Meiji Jingu Shrine
One of Meiji Jingu's two gateways.
The Meiji Jingu (Shrine) is perhaps not the oldest, nor the most impressive religious edifice that Tokyo has to offer but it is peaceful, exceedingly green and extremely convenient to get to, easily accessible from the Yamanote line's Harajuku station or Chiyoda line's Meiji-Jingumae stations.
Furthermore, any tourist serious about Tokyo sightseeing, shopping or youth culture will want to visit the fashionable area of Harajuku, shop in Omotesando or cruise the street music scenes and gawp at Japan's young tribal groups around Yoyogi park at the weekend.

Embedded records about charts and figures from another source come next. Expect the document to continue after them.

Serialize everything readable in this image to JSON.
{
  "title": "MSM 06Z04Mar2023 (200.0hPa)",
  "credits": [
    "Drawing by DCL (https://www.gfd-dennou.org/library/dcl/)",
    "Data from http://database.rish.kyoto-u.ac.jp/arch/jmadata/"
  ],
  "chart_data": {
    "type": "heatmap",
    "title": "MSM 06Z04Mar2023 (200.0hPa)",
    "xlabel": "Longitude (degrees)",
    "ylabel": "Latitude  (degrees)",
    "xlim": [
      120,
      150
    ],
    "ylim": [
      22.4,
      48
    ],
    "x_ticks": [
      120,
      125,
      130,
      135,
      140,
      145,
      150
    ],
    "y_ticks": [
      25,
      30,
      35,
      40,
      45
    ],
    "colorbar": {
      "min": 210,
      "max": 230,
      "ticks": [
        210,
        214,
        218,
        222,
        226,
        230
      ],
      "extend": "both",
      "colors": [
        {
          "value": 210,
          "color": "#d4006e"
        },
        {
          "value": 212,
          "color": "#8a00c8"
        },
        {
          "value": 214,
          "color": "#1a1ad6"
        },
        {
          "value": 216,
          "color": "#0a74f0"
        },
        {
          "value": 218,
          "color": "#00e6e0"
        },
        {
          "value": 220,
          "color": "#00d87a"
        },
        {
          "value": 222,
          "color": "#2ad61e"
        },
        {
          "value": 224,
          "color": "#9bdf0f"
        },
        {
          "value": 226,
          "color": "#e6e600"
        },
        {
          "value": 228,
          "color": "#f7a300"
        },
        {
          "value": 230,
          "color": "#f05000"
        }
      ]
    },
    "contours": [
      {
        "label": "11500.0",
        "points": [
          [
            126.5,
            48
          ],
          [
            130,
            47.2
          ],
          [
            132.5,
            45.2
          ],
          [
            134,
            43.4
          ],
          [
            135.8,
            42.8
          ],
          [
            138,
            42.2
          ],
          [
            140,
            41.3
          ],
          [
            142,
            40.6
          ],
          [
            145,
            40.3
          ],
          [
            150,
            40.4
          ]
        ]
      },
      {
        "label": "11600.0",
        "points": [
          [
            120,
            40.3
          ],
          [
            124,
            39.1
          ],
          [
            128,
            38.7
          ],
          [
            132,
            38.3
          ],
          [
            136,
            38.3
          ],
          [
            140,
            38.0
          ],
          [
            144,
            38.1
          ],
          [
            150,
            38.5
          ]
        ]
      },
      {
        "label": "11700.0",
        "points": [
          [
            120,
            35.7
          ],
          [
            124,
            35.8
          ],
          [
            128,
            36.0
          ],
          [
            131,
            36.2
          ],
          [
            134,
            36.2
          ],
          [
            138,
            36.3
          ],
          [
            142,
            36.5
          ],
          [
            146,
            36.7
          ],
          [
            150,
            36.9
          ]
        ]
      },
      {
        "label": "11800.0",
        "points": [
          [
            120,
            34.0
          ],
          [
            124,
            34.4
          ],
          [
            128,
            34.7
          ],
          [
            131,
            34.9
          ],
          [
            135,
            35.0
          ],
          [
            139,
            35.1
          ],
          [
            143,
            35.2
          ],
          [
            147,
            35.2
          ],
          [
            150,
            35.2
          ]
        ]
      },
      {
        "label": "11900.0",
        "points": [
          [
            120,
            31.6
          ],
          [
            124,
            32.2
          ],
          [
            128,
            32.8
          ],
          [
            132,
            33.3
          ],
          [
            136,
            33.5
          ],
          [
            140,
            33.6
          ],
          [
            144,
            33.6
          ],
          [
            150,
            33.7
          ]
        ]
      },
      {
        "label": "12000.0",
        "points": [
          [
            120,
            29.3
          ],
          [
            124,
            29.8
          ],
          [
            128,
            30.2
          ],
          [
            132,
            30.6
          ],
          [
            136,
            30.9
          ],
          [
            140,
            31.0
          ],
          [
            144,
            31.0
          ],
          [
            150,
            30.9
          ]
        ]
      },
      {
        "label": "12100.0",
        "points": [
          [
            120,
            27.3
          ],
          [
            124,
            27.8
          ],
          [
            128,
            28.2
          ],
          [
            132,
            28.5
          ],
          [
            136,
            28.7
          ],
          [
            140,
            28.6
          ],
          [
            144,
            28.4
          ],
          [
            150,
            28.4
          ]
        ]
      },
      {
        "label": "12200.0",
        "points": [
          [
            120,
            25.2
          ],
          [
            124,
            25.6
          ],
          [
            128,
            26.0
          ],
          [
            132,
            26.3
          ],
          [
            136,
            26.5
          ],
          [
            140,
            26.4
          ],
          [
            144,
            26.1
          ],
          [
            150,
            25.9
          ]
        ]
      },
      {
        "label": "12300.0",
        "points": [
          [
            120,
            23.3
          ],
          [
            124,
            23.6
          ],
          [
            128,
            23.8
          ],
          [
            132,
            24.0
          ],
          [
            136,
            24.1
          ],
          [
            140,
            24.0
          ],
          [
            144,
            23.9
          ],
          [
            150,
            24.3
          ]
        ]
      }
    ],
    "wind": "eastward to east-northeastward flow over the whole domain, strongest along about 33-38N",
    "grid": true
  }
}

Lucky travellers may catch a Shinto wedding ceremony at Meiji shrine.
Meiji Jingu was finished in 1920 (though partly rebuilt after WWII), a memorial to Emperor Meiji and Empress Shoken who ruled Japan from 1868 to 1912 and oversaw the modernisation of the country.
Note that the entry route from either direction is quite lengthy.
Apart from weddings Meiji Jingu also hosts various festivals and celebrations, notably a massive New Year event.
Ema, personal prayer tablets hung around Meiji Jingu shrine's Divine Tree. Wishes are conveyed to Shinto deities every morning by priests.